Figure 2: Distribution of 2011 returns of 200-name random portfolios: weight-constrained (gold) and correlation-constrained (blue).

2011 realized volatility

The low correlation portfolios are also — in general — low volatility.  Perhaps that is the explanation of the high returns?

Figure 3: Distribution of 2011 realized volatility of 20-name random portfolios: weight-constrained (gold) and correlation-constrained (blue).

Figure 4: Distribution of 2011 realized volatility of 200-name random portfolios: weight-constrained (gold) and correlation-constrained (blue).

2011 information ratio

Figure 5: Distribution of 2011 information ratio of 20-name random portfolios: weight-constrained (gold) and correlation-constrained (blue).
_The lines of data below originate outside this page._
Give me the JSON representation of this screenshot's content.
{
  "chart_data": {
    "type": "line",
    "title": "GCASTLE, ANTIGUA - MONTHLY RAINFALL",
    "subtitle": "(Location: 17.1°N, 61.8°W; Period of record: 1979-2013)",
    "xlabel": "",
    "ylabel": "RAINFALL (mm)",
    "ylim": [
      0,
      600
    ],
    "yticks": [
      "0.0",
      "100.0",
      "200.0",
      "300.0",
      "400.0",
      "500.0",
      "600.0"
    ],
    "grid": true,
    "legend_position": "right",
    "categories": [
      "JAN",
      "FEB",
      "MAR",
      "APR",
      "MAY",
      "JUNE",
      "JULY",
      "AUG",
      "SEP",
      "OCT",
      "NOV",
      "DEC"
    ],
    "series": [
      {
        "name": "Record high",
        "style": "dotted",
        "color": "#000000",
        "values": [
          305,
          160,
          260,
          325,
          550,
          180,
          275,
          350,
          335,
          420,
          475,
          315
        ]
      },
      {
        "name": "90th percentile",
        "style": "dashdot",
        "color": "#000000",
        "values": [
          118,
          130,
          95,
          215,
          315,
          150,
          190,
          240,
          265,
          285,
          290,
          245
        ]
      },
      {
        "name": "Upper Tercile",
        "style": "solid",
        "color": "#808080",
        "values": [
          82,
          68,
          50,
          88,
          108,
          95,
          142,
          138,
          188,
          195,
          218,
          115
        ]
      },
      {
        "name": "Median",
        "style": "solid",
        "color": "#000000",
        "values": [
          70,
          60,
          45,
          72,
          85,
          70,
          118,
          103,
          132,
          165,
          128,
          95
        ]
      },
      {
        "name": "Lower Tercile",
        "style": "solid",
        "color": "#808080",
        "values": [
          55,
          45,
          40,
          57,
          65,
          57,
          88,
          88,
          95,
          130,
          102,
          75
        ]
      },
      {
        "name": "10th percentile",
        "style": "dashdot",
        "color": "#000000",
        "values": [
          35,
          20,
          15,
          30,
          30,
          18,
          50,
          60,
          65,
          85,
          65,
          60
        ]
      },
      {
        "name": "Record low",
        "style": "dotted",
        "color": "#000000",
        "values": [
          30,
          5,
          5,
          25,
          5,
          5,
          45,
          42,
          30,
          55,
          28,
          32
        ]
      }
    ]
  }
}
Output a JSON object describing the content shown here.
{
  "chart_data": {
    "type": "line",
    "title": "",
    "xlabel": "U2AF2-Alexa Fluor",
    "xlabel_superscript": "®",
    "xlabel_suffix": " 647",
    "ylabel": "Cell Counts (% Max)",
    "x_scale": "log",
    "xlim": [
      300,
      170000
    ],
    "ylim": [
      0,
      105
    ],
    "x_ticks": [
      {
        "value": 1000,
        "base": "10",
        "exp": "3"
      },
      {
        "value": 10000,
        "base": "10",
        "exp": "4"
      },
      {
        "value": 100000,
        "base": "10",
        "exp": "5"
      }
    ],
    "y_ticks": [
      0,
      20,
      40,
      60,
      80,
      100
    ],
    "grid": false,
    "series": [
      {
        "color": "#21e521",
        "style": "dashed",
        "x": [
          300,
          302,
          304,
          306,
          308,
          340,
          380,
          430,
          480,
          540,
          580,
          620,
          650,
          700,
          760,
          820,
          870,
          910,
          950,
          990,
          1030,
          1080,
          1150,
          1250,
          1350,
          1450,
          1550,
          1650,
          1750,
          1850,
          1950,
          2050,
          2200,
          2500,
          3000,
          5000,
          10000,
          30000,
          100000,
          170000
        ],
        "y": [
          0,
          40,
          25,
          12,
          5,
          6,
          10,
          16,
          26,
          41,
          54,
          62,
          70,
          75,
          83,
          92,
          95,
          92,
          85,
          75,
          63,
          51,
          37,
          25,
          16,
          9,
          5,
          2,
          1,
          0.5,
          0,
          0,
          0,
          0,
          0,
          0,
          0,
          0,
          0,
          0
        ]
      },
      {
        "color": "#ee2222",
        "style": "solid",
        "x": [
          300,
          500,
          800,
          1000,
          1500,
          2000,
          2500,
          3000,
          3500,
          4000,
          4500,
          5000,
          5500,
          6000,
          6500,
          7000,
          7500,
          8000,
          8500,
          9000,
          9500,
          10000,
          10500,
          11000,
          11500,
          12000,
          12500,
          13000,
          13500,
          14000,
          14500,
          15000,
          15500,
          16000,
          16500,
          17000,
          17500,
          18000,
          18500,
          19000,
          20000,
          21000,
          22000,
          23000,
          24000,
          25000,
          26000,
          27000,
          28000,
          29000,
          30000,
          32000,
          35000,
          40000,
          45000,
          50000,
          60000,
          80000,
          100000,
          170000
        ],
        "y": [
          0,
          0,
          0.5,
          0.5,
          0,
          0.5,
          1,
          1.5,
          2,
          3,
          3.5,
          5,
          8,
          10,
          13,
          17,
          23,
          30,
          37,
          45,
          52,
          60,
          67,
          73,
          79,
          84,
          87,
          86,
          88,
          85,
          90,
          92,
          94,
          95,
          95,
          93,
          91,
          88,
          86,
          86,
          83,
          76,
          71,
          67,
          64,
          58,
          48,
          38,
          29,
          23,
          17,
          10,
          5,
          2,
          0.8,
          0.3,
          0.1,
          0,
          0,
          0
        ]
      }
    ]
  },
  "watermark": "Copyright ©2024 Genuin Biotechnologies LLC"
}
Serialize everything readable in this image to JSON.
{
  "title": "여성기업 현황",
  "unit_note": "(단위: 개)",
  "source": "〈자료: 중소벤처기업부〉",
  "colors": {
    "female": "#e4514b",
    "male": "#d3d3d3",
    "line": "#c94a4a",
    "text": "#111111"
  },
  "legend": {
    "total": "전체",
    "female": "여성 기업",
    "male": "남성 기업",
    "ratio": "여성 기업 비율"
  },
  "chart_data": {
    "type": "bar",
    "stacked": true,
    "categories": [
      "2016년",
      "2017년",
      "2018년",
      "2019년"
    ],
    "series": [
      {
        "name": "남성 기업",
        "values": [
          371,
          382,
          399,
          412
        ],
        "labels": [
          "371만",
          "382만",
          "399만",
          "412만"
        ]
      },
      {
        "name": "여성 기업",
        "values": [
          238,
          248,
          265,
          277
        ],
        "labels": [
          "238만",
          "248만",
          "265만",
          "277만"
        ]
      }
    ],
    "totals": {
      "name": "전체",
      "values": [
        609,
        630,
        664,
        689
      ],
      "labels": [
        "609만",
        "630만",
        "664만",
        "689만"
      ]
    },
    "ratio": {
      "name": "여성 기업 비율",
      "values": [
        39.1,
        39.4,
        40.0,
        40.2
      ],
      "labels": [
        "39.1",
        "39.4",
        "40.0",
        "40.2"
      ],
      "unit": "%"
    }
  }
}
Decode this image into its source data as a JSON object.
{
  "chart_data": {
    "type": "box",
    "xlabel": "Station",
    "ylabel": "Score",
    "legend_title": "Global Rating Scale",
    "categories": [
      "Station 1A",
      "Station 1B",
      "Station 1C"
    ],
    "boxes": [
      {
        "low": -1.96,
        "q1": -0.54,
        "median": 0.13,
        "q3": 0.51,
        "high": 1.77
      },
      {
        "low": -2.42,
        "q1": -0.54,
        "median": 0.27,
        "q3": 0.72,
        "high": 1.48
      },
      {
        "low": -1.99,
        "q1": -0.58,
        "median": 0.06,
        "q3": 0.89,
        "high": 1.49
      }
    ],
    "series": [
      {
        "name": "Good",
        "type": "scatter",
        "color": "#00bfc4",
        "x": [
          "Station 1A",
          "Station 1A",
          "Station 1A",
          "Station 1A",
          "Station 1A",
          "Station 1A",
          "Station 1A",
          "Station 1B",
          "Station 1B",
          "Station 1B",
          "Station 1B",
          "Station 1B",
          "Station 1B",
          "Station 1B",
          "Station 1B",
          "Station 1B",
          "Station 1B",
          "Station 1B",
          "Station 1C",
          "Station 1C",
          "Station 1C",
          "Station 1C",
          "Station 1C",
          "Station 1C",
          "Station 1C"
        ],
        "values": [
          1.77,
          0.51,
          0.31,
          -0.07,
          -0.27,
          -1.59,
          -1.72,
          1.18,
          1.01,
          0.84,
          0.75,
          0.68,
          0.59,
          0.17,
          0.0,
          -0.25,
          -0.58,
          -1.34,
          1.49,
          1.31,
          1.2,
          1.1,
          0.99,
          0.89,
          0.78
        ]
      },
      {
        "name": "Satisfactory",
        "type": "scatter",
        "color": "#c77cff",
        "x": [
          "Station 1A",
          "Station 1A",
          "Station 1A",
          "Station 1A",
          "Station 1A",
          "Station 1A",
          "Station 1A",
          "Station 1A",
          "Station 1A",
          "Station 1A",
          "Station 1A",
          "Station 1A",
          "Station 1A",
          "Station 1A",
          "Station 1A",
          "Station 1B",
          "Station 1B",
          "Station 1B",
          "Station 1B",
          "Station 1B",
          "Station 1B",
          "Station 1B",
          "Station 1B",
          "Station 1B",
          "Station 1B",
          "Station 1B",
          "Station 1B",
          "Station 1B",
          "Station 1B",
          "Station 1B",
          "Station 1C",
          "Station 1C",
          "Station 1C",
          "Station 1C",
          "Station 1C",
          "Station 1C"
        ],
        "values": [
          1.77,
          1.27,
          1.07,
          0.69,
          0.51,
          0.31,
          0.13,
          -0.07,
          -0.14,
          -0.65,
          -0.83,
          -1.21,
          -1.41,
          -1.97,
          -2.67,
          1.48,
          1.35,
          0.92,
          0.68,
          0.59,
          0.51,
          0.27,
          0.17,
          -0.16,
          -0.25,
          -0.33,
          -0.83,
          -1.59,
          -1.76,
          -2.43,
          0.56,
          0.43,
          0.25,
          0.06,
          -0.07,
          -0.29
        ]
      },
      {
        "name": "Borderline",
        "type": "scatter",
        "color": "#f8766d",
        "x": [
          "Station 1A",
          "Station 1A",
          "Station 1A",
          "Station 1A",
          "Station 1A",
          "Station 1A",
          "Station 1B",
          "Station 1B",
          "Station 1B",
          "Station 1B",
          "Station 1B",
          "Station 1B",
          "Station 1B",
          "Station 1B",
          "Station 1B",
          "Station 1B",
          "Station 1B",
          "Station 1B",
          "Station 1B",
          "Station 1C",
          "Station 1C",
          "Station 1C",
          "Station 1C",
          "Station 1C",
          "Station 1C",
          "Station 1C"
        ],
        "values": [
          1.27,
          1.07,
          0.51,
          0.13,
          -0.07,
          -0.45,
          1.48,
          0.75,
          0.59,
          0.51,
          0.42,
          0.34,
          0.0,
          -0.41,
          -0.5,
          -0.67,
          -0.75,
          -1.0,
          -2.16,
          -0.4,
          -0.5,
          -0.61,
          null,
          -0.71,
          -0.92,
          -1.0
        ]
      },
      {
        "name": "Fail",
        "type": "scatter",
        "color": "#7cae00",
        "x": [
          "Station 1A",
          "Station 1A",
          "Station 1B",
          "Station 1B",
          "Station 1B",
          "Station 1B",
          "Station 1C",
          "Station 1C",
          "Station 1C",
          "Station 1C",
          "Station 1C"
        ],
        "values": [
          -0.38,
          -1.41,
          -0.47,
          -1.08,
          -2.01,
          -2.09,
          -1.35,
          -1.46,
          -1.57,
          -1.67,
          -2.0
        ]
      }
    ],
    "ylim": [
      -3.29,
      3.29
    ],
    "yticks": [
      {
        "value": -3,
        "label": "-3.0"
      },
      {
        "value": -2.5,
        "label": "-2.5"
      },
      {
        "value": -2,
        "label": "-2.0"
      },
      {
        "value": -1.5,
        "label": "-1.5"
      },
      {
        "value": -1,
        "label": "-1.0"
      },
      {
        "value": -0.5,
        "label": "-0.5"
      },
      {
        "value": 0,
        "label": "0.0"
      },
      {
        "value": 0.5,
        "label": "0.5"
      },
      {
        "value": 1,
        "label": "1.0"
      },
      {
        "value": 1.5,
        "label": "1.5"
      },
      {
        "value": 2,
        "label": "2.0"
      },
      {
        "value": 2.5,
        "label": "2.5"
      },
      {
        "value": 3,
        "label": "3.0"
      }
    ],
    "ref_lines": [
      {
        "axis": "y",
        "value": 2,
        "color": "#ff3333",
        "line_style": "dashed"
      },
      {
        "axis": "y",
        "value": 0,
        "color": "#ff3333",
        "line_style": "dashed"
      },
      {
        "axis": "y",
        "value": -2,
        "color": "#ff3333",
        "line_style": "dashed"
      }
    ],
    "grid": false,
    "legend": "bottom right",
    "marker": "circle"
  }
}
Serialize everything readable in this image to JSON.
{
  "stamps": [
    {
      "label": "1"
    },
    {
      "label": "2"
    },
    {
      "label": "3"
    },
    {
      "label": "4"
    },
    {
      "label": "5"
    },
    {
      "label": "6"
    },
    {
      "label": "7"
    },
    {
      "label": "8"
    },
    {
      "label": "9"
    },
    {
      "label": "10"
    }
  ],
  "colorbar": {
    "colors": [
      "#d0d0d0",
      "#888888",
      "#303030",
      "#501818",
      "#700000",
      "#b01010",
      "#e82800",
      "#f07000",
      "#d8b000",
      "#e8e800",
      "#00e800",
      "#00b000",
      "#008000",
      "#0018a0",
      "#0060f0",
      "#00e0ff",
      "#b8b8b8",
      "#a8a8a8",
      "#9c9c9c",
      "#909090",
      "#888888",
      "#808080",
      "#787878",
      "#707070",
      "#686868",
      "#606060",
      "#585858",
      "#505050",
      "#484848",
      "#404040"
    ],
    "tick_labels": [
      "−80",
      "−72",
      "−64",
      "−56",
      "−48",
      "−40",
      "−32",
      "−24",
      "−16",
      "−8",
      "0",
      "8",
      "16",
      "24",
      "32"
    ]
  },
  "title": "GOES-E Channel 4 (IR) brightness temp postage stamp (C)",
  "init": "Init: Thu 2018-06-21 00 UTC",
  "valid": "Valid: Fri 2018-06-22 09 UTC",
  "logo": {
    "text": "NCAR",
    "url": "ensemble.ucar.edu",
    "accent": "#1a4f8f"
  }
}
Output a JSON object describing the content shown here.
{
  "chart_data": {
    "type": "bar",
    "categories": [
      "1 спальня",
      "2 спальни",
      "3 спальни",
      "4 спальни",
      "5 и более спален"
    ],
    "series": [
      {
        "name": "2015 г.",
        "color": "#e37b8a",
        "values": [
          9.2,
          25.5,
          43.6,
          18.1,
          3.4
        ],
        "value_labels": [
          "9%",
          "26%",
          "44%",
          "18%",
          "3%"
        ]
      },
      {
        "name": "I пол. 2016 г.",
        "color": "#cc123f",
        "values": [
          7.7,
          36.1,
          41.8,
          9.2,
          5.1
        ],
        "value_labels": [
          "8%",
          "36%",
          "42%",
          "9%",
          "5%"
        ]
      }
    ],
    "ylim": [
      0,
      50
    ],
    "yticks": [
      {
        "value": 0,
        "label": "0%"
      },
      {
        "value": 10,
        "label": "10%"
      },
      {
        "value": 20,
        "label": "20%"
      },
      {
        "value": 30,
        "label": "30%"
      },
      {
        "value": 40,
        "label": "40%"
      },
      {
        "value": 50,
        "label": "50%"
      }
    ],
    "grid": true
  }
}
Figure 6: Distribution of 2011 information ratio of 200-name random portfolios: weight-constrained (gold) and correlation-constrained (blue).

Summary

Adding the correlation constraint at the start of 2011 would have been quite useful.  I doubt that it is a magic bullet though.

Appendix R

The commands to generate the random portfolios were given in “Portfolio diversity”.

portfolio returns

The returns for the full year can be computed by giving valuation a two-row price matrix that has the first and last prices for the period.

> require(PortfolioProbe)
> divrp.20w.ret11 <- valuation(divrp.20w,
+    sp5.close11[c(1,253),], returns='simple')

portfolio volatilities

Computing the volatilities is only slightly more complicated.  We get the daily returns for the portfolios and then compute the standard deviation on the returns for each portfolio.